El bebé se había callado ya.

En la casa se escuchó nomas el roncar de mi esposo y el sonido de la cascabel que arrastraba detrás. De víbora por fin me quise, me sentía suelta, ya sin hombros no había peso que se me pudiera poner ahí. Me arrastré entre los pedazos del reloj, subí por la mecedora y lo vi un rato. Comenzaba a abrir los ojos cuando me le abalancé y lo mordí, lo mordí mucho, muchas veces para que no hubiera duda, así hasta que no roncó, y la sangre fresca que había en la casa ya no me salía de los ojos ni de ninguna otra parte. Las escamas no permitían que se me viera el morado o el verde o el amarillo.
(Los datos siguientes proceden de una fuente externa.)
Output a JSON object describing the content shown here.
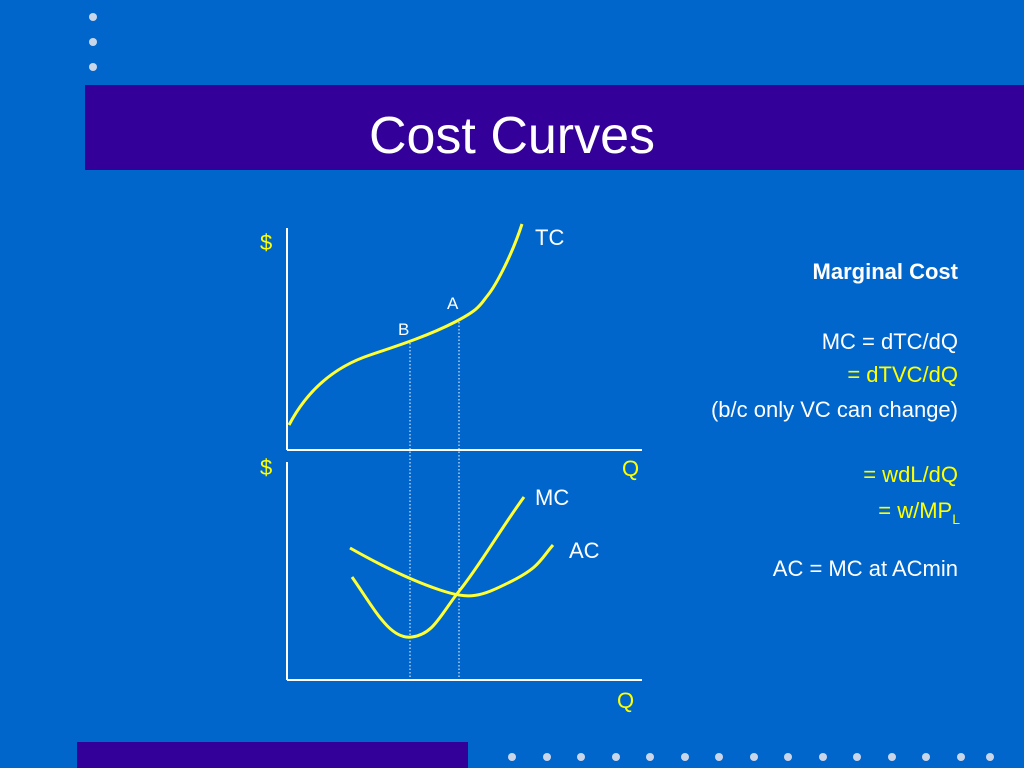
{
  "title": "Cost Curves",
  "upper_graph": {
    "y_label": "$",
    "curve_label": "TC",
    "point_a": "A",
    "point_b": "B",
    "x_label": "Q"
  },
  "lower_graph": {
    "y_label": "$",
    "mc_label": "MC",
    "ac_label": "AC",
    "x_label": "Q"
  },
  "notes": {
    "heading": "Marginal Cost",
    "mc_def": "MC = dTC/dQ",
    "tvc": "= dTVC/dQ",
    "reason": "(b/c only VC can change)",
    "wdl": "= wdL/dQ",
    "wmp": "= w/MP",
    "wmp_sub": "L",
    "ac": "AC = MC at ACmin"
  }
}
—¿Entonces admite el asesinato? —preguntó el policía tras la máquina de escribir. La mujer asintió, viéndole en la cara que no había entendido nada de lo que le contó. El jamás había sido lagartija ni camaleón, ni había tenido la mortal necesidad de adaptarse para sobrevivir como lo había hecho la víbora—. ¿Gusta usted algo antes de que la llevemos a la celda?

—Sí —dijo de pronto recordando—, me gustaría que le dieran mi rosario a Ana, la amiga de mi hermana Clara. Díganle que deseo yo que pueda dejar de ser camaleón.